Following its Grand Jury prize win at Sundance earlier this year, Desiree Akhavan’s The Miseducation of Cameron Post received its New York premiere at the 17th Tribeca Film Festival.

Based on the novel by Emily M. Danforth, the film follows Cameron (Chloë Grace Moretz) as she is sent to conversion therapy by her conservative aunt when she’s caught being intimate with her Bible study classmate Coley (Quinn Shephard).

Life had already been stiflingly at Cameron’s religious school, where the students are subjected to dire warnings and derision from their teachers for being at an age where they’re particularly susceptible to sin and wickedness. At God’s Promise, the live-in conversion therapy centre, Cameron and her fellow “disciples” are compelled to sign a contract committing them to defeating their “illness”, as one of the leaders Rick puts it. We learn that Rick too once had “SSA” i.e. same sex attraction, but “was able to overcome his own illness”. It’s left up to the audience to decide how successful his conversion has been.
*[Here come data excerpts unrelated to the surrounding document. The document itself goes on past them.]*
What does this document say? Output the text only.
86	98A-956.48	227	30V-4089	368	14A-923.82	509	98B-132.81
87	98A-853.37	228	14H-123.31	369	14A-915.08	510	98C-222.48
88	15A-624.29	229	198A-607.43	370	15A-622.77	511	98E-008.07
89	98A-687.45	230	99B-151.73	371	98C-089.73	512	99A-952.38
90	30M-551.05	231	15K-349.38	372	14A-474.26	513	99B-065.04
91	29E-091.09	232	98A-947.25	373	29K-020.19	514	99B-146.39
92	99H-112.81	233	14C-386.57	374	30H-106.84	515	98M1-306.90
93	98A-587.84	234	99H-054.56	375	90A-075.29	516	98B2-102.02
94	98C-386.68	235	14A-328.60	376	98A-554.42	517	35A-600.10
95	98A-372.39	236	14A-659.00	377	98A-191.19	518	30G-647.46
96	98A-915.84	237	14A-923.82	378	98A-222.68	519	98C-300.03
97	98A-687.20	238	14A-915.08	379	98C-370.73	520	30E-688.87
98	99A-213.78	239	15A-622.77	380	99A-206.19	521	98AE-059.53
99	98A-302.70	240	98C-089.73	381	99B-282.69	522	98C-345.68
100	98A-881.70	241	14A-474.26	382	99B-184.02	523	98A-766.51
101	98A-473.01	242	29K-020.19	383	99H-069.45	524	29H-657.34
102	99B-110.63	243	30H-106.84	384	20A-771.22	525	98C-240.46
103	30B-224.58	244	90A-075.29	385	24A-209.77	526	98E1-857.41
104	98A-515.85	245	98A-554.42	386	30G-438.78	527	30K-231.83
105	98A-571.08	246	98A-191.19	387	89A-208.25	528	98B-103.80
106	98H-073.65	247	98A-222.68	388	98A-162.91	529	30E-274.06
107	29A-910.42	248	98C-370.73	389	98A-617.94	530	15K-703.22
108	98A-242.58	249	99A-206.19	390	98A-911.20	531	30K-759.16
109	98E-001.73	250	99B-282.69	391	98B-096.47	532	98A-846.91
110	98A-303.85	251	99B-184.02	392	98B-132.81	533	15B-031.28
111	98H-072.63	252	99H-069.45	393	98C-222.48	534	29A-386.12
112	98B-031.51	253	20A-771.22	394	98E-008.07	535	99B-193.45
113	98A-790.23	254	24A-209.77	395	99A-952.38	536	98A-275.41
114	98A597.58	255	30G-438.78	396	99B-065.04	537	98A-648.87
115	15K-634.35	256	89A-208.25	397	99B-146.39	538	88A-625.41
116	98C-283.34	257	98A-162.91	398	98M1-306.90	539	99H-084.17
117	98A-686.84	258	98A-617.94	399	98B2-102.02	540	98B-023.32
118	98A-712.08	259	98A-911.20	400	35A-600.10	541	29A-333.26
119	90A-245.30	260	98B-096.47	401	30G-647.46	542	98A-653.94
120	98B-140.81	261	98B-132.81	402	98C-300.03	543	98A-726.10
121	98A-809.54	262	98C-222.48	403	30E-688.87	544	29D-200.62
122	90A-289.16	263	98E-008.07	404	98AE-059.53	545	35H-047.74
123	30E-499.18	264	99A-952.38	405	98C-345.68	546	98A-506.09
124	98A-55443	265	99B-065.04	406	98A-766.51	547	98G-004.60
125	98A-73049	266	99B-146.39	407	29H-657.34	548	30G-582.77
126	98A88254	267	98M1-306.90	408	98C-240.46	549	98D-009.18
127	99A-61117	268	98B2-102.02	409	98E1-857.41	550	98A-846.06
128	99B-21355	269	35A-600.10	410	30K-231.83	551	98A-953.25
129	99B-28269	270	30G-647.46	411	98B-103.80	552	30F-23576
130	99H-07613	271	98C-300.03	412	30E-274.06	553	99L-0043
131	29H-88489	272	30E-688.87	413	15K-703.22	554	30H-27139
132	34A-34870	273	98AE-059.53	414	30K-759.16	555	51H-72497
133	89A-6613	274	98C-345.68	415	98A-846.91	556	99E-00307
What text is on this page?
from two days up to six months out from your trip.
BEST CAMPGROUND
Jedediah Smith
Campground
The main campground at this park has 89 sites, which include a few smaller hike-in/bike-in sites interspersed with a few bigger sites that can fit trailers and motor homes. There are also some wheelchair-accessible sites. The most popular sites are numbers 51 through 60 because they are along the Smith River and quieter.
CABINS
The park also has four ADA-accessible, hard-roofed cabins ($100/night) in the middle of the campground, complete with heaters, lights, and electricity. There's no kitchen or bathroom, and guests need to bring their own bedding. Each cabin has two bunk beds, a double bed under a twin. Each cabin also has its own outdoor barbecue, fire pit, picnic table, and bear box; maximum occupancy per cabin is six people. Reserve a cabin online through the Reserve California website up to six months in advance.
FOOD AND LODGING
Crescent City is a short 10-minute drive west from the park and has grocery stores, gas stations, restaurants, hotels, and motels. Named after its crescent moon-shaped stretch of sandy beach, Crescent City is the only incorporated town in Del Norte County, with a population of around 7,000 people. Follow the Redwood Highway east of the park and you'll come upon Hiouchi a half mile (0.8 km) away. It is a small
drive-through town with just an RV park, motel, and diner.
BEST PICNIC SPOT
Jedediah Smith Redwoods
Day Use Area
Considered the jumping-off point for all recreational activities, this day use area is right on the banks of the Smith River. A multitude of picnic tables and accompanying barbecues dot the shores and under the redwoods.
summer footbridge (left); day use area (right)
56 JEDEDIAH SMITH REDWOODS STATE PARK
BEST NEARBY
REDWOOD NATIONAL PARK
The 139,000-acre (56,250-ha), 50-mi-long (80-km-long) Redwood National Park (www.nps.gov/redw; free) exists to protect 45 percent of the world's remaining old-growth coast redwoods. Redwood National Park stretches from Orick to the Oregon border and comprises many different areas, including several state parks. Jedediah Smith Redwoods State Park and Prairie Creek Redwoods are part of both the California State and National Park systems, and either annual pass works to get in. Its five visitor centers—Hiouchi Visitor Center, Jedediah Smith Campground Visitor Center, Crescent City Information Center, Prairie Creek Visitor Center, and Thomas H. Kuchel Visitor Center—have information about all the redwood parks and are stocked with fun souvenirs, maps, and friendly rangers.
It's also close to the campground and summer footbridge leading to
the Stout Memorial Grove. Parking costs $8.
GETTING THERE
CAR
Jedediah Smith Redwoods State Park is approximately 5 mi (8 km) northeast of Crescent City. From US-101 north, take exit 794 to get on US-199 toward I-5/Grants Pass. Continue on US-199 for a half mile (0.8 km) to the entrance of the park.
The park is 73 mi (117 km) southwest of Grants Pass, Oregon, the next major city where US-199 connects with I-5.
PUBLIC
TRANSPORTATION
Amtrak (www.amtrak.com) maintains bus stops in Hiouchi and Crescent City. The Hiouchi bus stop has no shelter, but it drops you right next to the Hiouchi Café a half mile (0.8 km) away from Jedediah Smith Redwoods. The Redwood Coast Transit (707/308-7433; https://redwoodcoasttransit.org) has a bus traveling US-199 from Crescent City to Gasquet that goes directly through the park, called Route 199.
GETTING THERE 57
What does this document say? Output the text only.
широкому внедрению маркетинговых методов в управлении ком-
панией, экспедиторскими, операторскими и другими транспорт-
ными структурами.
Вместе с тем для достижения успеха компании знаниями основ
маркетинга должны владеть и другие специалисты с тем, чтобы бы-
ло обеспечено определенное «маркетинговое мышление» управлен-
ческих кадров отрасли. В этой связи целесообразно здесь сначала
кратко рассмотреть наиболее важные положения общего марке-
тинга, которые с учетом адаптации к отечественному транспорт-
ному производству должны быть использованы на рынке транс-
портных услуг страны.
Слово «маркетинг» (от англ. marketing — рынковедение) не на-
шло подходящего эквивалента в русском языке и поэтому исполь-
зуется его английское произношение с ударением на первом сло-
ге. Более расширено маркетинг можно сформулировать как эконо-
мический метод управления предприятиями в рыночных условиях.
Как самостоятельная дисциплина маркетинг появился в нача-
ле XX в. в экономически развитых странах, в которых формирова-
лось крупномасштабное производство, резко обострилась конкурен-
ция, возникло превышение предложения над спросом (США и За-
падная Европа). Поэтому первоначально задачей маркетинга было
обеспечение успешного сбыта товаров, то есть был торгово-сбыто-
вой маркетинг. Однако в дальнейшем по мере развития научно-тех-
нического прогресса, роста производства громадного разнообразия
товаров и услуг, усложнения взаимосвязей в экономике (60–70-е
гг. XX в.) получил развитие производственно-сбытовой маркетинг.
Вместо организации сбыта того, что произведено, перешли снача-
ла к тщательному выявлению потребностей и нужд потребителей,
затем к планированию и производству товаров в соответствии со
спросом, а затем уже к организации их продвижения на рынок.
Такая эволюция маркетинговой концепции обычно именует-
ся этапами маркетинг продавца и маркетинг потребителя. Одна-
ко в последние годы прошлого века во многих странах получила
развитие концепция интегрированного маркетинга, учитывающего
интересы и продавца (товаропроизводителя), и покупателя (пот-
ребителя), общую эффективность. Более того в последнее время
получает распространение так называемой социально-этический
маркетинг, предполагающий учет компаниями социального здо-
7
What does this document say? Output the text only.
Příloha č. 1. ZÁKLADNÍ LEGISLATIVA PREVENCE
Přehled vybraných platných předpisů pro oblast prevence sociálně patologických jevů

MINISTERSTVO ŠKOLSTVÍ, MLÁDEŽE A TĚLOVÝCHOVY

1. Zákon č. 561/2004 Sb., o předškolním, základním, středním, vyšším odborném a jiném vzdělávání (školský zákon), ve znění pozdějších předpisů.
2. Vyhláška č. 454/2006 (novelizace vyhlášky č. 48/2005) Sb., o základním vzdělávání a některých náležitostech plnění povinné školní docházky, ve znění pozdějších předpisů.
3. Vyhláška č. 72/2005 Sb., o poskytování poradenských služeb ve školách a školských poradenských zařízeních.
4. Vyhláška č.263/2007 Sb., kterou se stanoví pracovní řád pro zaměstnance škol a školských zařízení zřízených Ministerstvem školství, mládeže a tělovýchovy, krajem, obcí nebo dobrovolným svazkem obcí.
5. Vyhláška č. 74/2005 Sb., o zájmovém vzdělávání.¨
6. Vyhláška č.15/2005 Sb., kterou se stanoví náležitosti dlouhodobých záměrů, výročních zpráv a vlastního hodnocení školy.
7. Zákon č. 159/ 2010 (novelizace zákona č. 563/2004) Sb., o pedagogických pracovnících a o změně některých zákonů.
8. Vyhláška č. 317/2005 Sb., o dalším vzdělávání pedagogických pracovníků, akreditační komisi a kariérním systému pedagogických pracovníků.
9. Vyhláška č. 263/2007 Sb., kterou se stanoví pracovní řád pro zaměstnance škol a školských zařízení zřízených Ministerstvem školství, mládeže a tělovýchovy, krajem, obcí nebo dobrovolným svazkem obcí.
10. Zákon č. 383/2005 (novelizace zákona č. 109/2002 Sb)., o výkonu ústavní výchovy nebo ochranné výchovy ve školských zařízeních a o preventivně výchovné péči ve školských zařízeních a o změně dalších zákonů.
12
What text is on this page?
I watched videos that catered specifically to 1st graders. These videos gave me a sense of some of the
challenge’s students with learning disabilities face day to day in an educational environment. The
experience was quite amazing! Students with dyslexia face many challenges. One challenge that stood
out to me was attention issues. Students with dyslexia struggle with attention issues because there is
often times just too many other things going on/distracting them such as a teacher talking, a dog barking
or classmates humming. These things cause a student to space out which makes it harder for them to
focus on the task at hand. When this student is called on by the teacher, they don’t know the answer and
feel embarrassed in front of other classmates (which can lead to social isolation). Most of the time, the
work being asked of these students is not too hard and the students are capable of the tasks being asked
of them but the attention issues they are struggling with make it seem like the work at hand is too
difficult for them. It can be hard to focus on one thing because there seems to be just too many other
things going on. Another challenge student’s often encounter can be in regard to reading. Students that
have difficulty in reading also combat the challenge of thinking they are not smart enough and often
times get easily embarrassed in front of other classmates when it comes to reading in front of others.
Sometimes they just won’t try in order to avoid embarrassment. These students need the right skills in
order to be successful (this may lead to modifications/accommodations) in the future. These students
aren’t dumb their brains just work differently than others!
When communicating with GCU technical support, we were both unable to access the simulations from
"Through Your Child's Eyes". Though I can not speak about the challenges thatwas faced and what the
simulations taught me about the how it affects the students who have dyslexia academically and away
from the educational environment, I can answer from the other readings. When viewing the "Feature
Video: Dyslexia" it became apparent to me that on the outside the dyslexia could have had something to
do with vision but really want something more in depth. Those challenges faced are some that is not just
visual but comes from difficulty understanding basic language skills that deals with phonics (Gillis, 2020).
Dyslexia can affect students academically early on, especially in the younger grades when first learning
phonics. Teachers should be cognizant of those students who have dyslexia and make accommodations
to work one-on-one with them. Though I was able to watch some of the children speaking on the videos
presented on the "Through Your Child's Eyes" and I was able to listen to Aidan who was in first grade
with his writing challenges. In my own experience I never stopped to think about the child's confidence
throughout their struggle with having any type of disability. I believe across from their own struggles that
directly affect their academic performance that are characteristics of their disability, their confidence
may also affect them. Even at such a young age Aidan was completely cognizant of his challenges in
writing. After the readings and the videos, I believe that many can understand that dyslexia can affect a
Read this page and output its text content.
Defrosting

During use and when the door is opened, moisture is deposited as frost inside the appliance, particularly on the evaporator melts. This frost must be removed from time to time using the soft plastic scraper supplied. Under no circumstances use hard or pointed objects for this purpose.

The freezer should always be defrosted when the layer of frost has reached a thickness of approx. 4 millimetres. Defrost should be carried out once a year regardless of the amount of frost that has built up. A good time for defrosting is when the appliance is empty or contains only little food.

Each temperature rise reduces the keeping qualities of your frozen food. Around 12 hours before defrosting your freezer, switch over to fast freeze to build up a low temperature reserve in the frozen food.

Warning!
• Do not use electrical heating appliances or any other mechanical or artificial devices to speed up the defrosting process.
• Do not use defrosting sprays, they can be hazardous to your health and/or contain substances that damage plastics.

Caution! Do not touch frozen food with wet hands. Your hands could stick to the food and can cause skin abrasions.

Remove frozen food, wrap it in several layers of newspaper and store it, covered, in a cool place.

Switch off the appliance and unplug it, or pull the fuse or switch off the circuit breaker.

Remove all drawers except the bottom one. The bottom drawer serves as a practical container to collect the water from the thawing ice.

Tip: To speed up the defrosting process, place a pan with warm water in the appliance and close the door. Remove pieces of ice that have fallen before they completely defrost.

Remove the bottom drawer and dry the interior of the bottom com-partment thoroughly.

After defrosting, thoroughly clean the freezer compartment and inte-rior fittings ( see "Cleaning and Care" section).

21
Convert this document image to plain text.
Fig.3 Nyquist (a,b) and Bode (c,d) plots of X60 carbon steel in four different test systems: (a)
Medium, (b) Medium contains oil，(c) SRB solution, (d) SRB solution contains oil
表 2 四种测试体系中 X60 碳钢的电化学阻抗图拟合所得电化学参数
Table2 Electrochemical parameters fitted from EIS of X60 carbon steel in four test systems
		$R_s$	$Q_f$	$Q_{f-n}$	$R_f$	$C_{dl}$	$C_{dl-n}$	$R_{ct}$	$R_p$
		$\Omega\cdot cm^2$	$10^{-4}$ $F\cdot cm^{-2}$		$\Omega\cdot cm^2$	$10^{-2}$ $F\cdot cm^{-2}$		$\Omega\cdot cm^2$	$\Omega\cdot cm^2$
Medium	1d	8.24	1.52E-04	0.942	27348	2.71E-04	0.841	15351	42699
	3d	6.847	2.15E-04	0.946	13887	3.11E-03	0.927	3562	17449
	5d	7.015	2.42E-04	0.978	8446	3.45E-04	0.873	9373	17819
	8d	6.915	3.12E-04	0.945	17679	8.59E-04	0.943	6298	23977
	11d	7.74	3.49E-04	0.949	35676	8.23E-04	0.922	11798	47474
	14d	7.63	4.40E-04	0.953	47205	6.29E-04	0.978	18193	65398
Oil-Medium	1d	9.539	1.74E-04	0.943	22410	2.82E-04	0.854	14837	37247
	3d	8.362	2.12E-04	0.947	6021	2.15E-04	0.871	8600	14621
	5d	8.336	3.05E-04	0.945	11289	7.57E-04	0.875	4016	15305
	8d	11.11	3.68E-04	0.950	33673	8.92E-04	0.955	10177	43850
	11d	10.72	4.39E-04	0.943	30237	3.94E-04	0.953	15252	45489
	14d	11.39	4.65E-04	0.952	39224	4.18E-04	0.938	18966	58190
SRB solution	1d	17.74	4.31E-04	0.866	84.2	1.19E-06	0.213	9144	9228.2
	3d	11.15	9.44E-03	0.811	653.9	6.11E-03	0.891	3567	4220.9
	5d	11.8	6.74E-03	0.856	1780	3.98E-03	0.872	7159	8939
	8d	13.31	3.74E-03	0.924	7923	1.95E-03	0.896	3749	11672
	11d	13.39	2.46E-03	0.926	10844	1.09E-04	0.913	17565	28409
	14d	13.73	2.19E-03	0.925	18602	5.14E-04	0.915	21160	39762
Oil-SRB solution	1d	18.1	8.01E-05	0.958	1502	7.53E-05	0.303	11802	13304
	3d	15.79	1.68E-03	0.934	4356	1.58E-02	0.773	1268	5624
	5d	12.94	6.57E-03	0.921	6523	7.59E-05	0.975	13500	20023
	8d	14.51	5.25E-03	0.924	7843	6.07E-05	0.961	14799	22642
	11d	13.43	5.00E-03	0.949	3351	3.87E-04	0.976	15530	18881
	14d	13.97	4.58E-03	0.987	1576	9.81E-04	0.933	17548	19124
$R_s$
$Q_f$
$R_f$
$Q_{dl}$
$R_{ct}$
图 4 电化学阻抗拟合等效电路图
John Gallagher Jr. gives a subtly moving performance as Rick, and in one lingering, intimate shot we observe him sitting alone at the breakfast table, a deep sadness is palpable.

The Miseducation Of Cameron Post Review

Prolonged shots such as this recur throughout the film at key moments, resulting in a closeness with the characters that draws us in. In one scene, Cameron pleads with her aunt on the phone to allow her to leave God’s Promise. After the call ends we remain with a distraught Cameron, crouched under a desk, the duration of the shot enhancing the scene’s impact and helping to avoid any sense of melodrama.

Moretz brings both a vulnerability and an inner determination to the central role of Cameron, who is still coming to terms with the death of both her parents in a car crash, while having to survive in a hostile environment. Another strong performance comes from Jennifer Ehle as the Director of God’s Promise, Dr. Lydia Marsh, who delivers an icy, steely calm as well a sense that there’s a rage threatening to emerge from beneath the surface. Marsh isn’t depicted as a two dimensional monster, instead there’s a certain inscrutability to her and her motives, however misguided, appear to be genuine. She corrects Cameron when she uses the word homosexuality saying that there’s no such thing and asking “would you throw parades for drug addicts?”

A particularly disturbing event which highlights the negative impact of the centre’s practices is wisely kept off screen and is all the more harrowing for it as we witness the distress of the “disciples” reacting to what’s happened, while they’re continually forced to repress their own true feelings. It’d be hard not to agree with Cameron when she asks an inspector visiting God’s Promise, “how is programming people to hate themselves not emotional abuse?”

Despite the film’s subject matter, as with Akhavan’s outsanding 2014 debut feature, Appropriate Behaviour, there’s plenty of humour throughout. There’s also a sense of hopefulness that emerges through the strong friendships Cameron forms with her peers, particularly Jane (Sasha Lane) and Adam (Forrest Goodluck) as the three fight to retain a sense of themselves.

Although the film is set in 1993 it is sadly far from a period piece. Conversion therapy for minors is still legal in the majority of states across the USA, giving the film a searing urgency.

The Miseducation of Cameron Post will be screened at Sundance London on Saturday 2nd and Sunday 3rd June.